I believe the proper application of Dawley is first to inquire about the character of use to which the land will be put before asking whether tangible change has occurred. I agree with plaintiff; tangible change of a substantial nature is a relative question. De Mull v City of Lowell, 368 Mich 242 (1962), applied the Dawley test; the Court found that initiating construction of a 7-foot fence* was sufficient to vest property rights in a junkyard prior to enactment of a new zoning ordinance. The Court focused on the substantial work performed by plaintiff in utilizing the property in accordance with the permit.

I think De Mull v City of Lowell, supra, is analogous to this case. The only tangible changes in the property were the staking of the sign and the erection of the power pole. However, plaintiff had performed substantial work in utilizing the property in accordance with the existing zoning ordinance and permit issued to him for erection of a billboard.
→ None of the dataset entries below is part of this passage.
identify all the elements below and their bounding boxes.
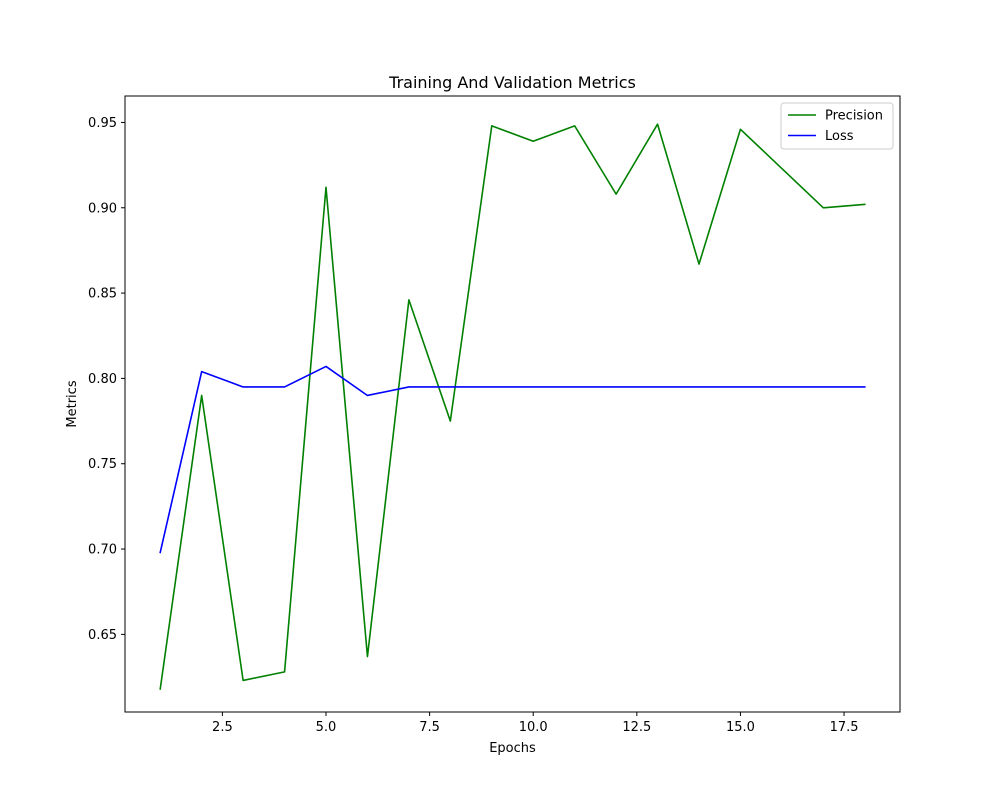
legend-label-precision: Precision bbox=[825, 109, 883, 124]
y-tick-label: 0.90 bbox=[88, 201, 117, 216]
y-tick-label: 0.65 bbox=[88, 628, 117, 643]
y-tick-label: 0.85 bbox=[88, 287, 117, 302]
legend: Precision Loss bbox=[780, 102, 894, 150]
y-tick-label: 0.80 bbox=[88, 372, 117, 387]
x-tick-label: 17.5 bbox=[830, 720, 859, 735]
series-layer bbox=[159, 123, 866, 690]
plot-frame bbox=[124, 95, 901, 713]
x-axis: 2.5 5.0 7.5 10.0 12.5 15.0 17.5 bbox=[212, 712, 859, 735]
y-tick-label: 0.70 bbox=[88, 543, 117, 558]
y-axis: 0.65 0.70 0.75 0.80 0.85 0.90 0.95 bbox=[88, 116, 125, 643]
y-tick-label: 0.95 bbox=[88, 116, 117, 131]
y-axis-label: Metrics bbox=[65, 380, 80, 427]
x-tick-label: 12.5 bbox=[622, 720, 651, 735]
x-tick-label: 15.0 bbox=[726, 720, 755, 735]
y-tick-label: 0.75 bbox=[88, 457, 117, 472]
x-tick-label: 5.0 bbox=[316, 720, 337, 735]
x-tick-label: 10.0 bbox=[519, 720, 548, 735]
x-tick-label: 7.5 bbox=[419, 720, 440, 735]
series-line-precision bbox=[159, 123, 866, 690]
series-line-loss bbox=[159, 365, 866, 554]
x-tick-label: 2.5 bbox=[212, 720, 233, 735]
legend-label-loss: Loss bbox=[825, 129, 854, 144]
x-axis-label: Epochs bbox=[489, 741, 536, 756]
chart-title: Training And Validation Metrics bbox=[388, 73, 636, 92]
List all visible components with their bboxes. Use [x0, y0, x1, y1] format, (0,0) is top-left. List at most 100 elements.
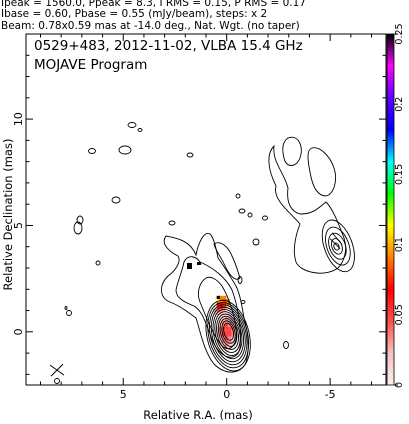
secondary-contour: [333, 242, 340, 251]
noise-contour: [168, 220, 176, 226]
polarization-pixel: [228, 336, 232, 340]
polarization-pixel: [213, 311, 217, 316]
secondary-contour: [268, 144, 347, 274]
jet-contour: [197, 276, 237, 349]
polarization-pixel: [225, 317, 229, 321]
noise-fill: [197, 262, 201, 265]
noise-contour: [66, 310, 72, 316]
noise-contour: [235, 193, 241, 199]
polarization-pixel: [218, 343, 222, 347]
polarization-pixel: [231, 320, 235, 324]
noise-contour: [76, 215, 84, 225]
header-line-2: Ibase = 0.60, Pbase = 0.55 (mJy/beam), s…: [1, 8, 268, 20]
noise-contour: [54, 378, 60, 384]
noise-contour: [247, 212, 253, 218]
header-line-3: Beam: 0.78x0.59 mas at -14.0 deg., Nat. …: [1, 20, 300, 32]
core-contour: [212, 308, 245, 360]
noise-contour: [262, 215, 268, 221]
polarization-pixel: [225, 323, 229, 328]
polarization-pixel: [218, 339, 222, 344]
x-tick-label: 5: [120, 388, 127, 401]
polarization-pixel: [231, 323, 235, 328]
colorbar-tick-label: 0.05: [394, 304, 405, 325]
polarization-pixel: [226, 299, 230, 303]
polarization-pixel: [216, 305, 220, 309]
polarization-pixel: [219, 302, 224, 306]
core-contour: [216, 313, 241, 353]
vector-tick: [331, 232, 343, 246]
chart-subtitle: MOJAVE Program: [34, 57, 147, 73]
y-tick-label: 5: [12, 222, 25, 229]
polarization-pixel: [223, 302, 227, 306]
y-axis-label: Relative Declination (mas): [1, 139, 15, 291]
noise-contour: [238, 208, 246, 214]
polarization-pixel: [221, 323, 226, 328]
polarization-pixel: [221, 333, 226, 337]
core-contour: [223, 322, 235, 341]
secondary-contour: [307, 147, 337, 197]
polarization-pixel: [228, 333, 232, 337]
vector-tick: [329, 238, 341, 250]
polarization-pixel: [219, 311, 224, 316]
polarization-pixel: [213, 308, 217, 312]
noise-contour: [127, 122, 137, 128]
noise-contour: [283, 341, 289, 349]
core-contour: [217, 315, 240, 350]
core-contour: [205, 299, 251, 372]
polarization-pixel: [225, 327, 229, 331]
noise-contour: [64, 306, 68, 310]
contour-layer: [49, 122, 355, 384]
header-line-1: Ipeak = 1560.0, Ppeak = 8.3, I RMS = 0.1…: [1, 0, 306, 9]
core-contour: [209, 304, 248, 366]
chart-title: 0529+483, 2012-11-02, VLBA 15.4 GHz: [34, 38, 303, 54]
noise-contour: [137, 128, 143, 132]
polarization-pixel: [228, 339, 232, 344]
polarization-pixel: [231, 317, 235, 321]
polarization-pixel: [219, 295, 224, 300]
core-contour: [210, 306, 246, 363]
noise-contour: [186, 152, 194, 158]
polarization-pixel: [228, 343, 232, 347]
polarization-pixel: [228, 330, 232, 334]
polarization-pixel: [225, 330, 229, 334]
polarization-pixel: [225, 320, 229, 324]
colorbar-tick-label: 0.1: [394, 237, 405, 252]
polarization-pixel: [231, 327, 235, 331]
noise-contour: [118, 145, 132, 155]
polarization-pixel: [231, 339, 235, 344]
noise-contour: [73, 221, 83, 235]
colorbar: 0 0.05 0.1 0.15 0.2 0.25: [386, 23, 405, 388]
polarization-pixel: [223, 295, 227, 300]
noise-contour: [237, 276, 243, 284]
noise-contour: [240, 300, 246, 304]
noise-contour: [111, 196, 121, 204]
secondary-contour: [321, 219, 355, 273]
colorbar-gradient: [386, 33, 395, 386]
y-tick-label: 10: [12, 112, 25, 126]
core-contour: [221, 320, 236, 344]
x-tick-label: 0: [223, 388, 230, 401]
jet-contour: [161, 232, 249, 373]
polarization-pixel: [223, 308, 227, 312]
y-tick-label: 0: [12, 328, 25, 335]
x-axis-label: Relative R.A. (mas): [143, 408, 252, 422]
noise-contour: [88, 148, 96, 154]
polarization-pixel: [216, 308, 220, 312]
polarization-pixel: [221, 336, 226, 340]
polarization-pixel: [216, 311, 220, 316]
secondary-contour: [282, 136, 302, 166]
x-tick-label: -5: [325, 388, 336, 401]
plot-axes: 5 0 -5 0 5 10 Relative R.A. (mas) Relative Decl…: [1, 33, 387, 422]
polarization-pixel: [218, 320, 222, 324]
polarization-pixel: [215, 327, 219, 331]
polarization-pixel: [231, 343, 235, 347]
polarization-pixel: [221, 314, 226, 318]
noise-fill: [187, 263, 192, 269]
colorbar-tick-label: 0.15: [394, 164, 405, 185]
beam-marker: [50, 363, 64, 377]
jet-contour: [175, 256, 241, 358]
polarization-pixel: [225, 333, 229, 337]
polarization-pixel: [218, 333, 222, 337]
He had purchased the land, executed a land contract, obtained a building permit, negotiated and completed an advertising contract, staked the location, caused a pole and transformer to be placed on the land, and began construction of the *79sign at his shop in Traverse City, expending $2,-645. According to these facts, following De Mull, plaintiff has a vested property interest and a valid nonconforming use.

A substantial issue in this case was the problem of notice. Defendants assert actual notice was unnecessary. In Dawley the property owner had been notified of the revocation of his building permit three months prior to the commencement of construction. In this case, notice was first received when the stop order was served on the construction crew.

I would, therefore, vote to affirm the trial court.

This was the only tangible effect on the real estate. The plaintiff had also performed these acts: He entered into a purchase agreement, executed a land contract for purchase, purchased some automobiles, ordered fence posts, and obtained a dealer’s license.